Cowley Road Carnival, undoubtedly my favourite annual Oxford event, took place on 2nd July this year. Carnival might not be something you immediately associate with the city mainly known for its historic buildings and their dreaming spires, river punts and and publishing houses, film locations of Lewis or Inspector Morse, and students roaming the streets in their graduation gowns. Samba dancers, street bands, and Caribbean food don’t seem to go together with this image of academia and old-time charm. However, Cowley Road has a completely different look and feel from the rest of the city. This area with its shabby charm and an “anything goes” attitude is home to colourful street art, music venues, vast range of places to eat and drink, independent businesses, great community feel, and residents from all walks of life and all parts of the world. Pick a language, pick a nationality, pick a cuisine – you are likely to find it there. A street festival does not feel at all out of place.
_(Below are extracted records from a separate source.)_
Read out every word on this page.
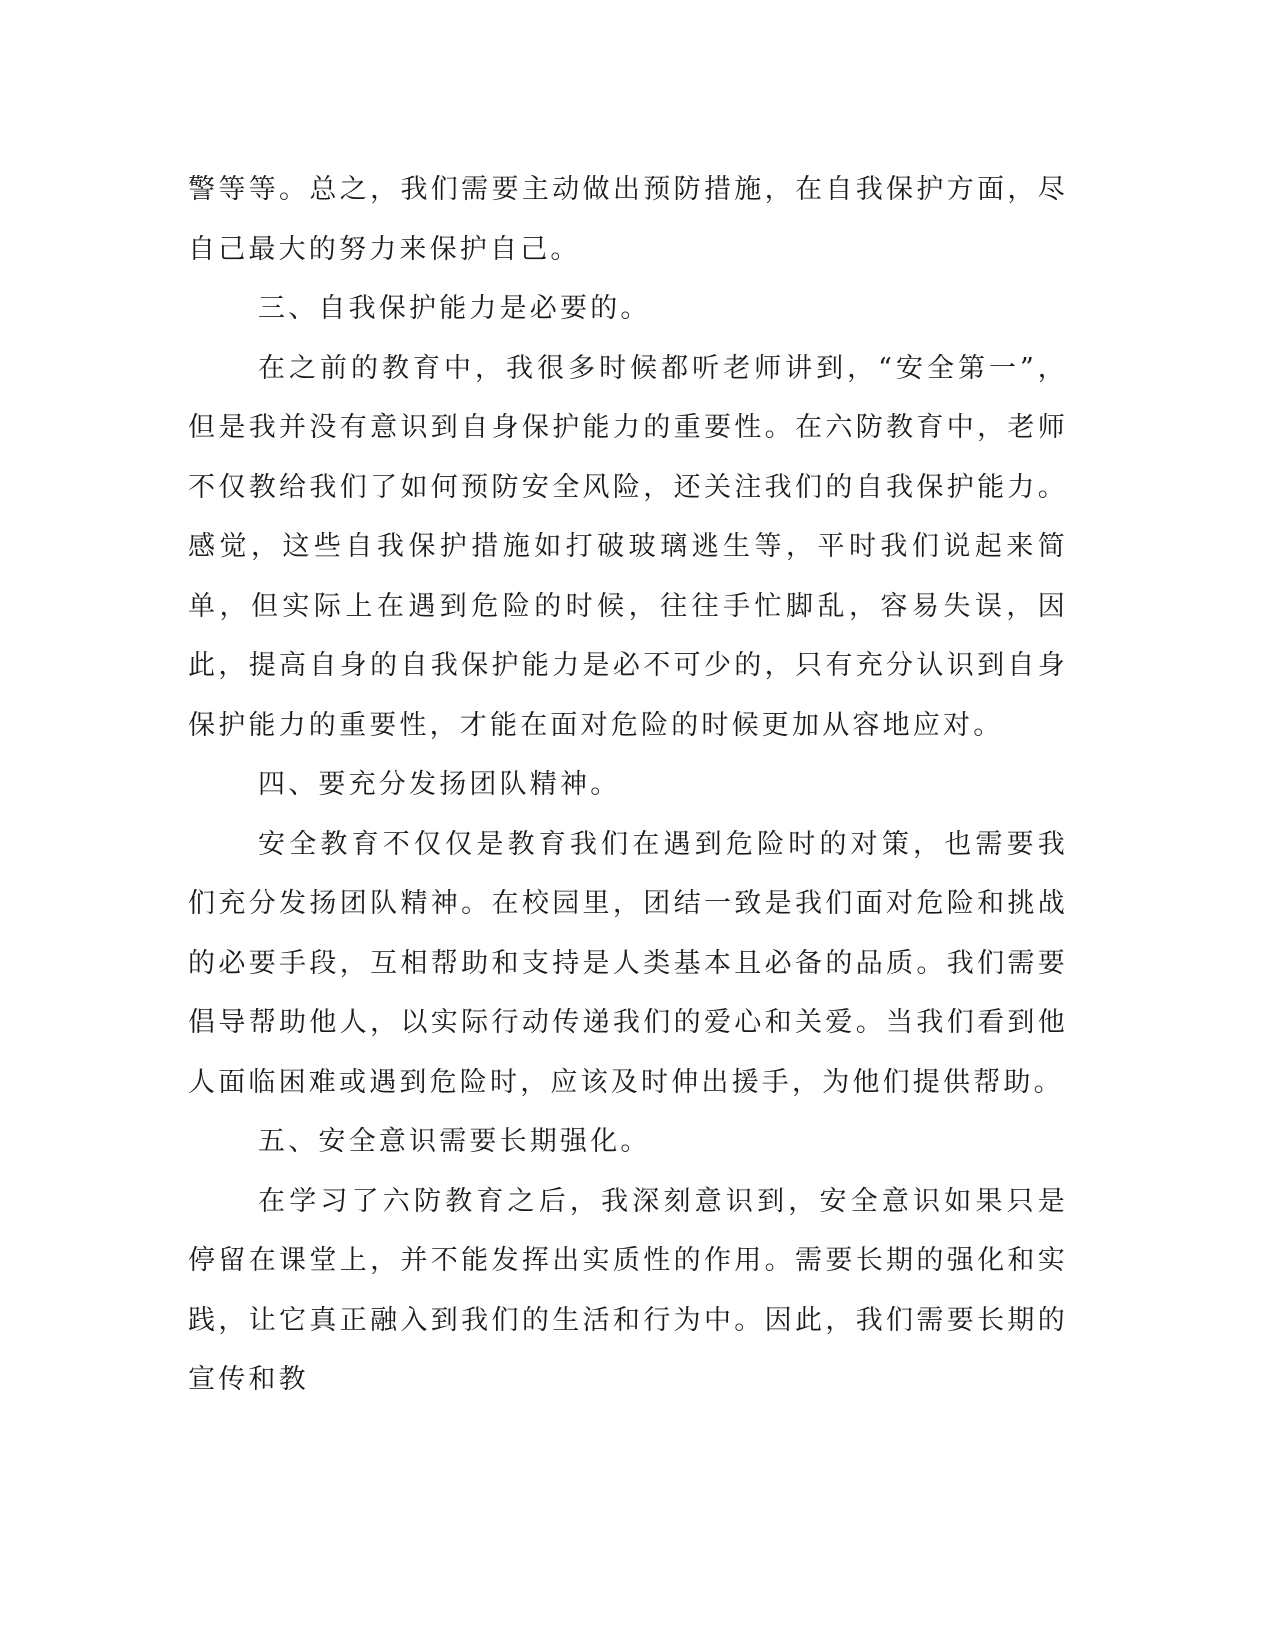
警等等。总之，我们需要主动做出预防措施，在自我保护方面，尽自己最大的努力来保护自己。

三、自我保护能力是必要的。

在之前的教育中，我很多时候都听老师讲到，“安全第一”，但是我并没有意识到自身保护能力的重要性。在六防教育中，老师不仅教给我们了如何预防安全风险，还关注我们的自我保护能力。感觉，这些自我保护措施如打破玻璃逃生等，平时我们说起来简单，但实际上在遇到危险的时候，往往手忙脚乱，容易失误，因此，提高自身的自我保护能力是必不可少的，只有充分认识到自身保护能力的重要性，才能在面对危险的时候更加从容地应对。

四、要充分发扬团队精神。

安全教育不仅仅是教育我们在遇到危险时的对策，也需要我们充分发扬团队精神。在校园里，团结一致是我们面对危险和挑战的必要手段，互相帮助和支持是人类基本且必备的品质。我们需要倡导帮助他人，以实际行动传递我们的爱心和关爱。当我们看到他人面临困难或遇到危险时，应该及时伸出援手，为他们提供帮助。

五、安全意识需要长期强化。

在学习了六防教育之后，我深刻意识到，安全意识如果只是停留在课堂上，并不能发挥出实质性的作用。需要长期的强化和实践，让它真正融入到我们的生活和行为中。因此，我们需要长期的宣传和教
On the carnival morning Cowley Road as well as some adjacent areas are closed to traffic to create room for all the food and information stalls, activity and children’s zones, music stages, and of course the fabulous procession in which hundreds of people from various schools and community groups take part, often with their hand-made costumes, puppets, and props. (I saw one upset taxi driver who was not happy about having to take a detour instead of driving straight through. Sorry,  it’s the same rules for everyone!) I always try to get to the area early to see everything being set up before the main crowds pour in. Being short, I often miss a lot of the details during the actual procession so a sneak peek beforehand is useful, especially for photography! This year’s theme was ‘technology and industry’ which had inspired creations ranging from robots to an F1 car and a huge Bin Bot called Colossus, made of purple plastic bins.

In true carnival style, the procession is an explosion of music and colour with dancers, bands, drummers, flags, paper mâché puppets, and creative costumes. Those living above the businesses lining the road have the best view from the windows, roofs, and balconies. Why go anywhere else if you can soak up the atmosphere right there?!

Of course, you need refreshments on a hot day as well as bite to eat to give you energy. With the choices from burritos to jerk chicken, curries to crêpes, and burgers to Japanese dumplings, you could almost eat your way around the world. Many grocery stores were selling huge water melons, and those with a sweet tooth were also catered for by the various coffee and pastry shops. As I’m trying to avoid disposable products in general and single-use plastics in particular, I took my own lunch box, ready for any temptations I wouldn’t be able to resist. It didn’t take long for me to get a portion of vegetarian dumplings with a bit of chilli oil that I devoured whilst I watched bands play on a nearby stage.

Every year the carnival provides a real cornucopia of music: rock, folk, reggae, country, hip hop, dance, dub, latino and more was found at pubs and on the various stages throughout the area. Something for everybody to both love and hate! I happily listened to my friend’s band’s rocking set and the samba groups drumming away, felt energised by the cheerful, catchy tunes of a community brass band who played in front of the brand new mural depicting them in action, and checked out a couple of singer-songwriters’ performing in a pub garden before I slowly made my way home. Of course there would have plenty more to see and do but at events like this I prefer to just ‘randomly wander’. I didn’t need anything else on a sunny summer Sunday.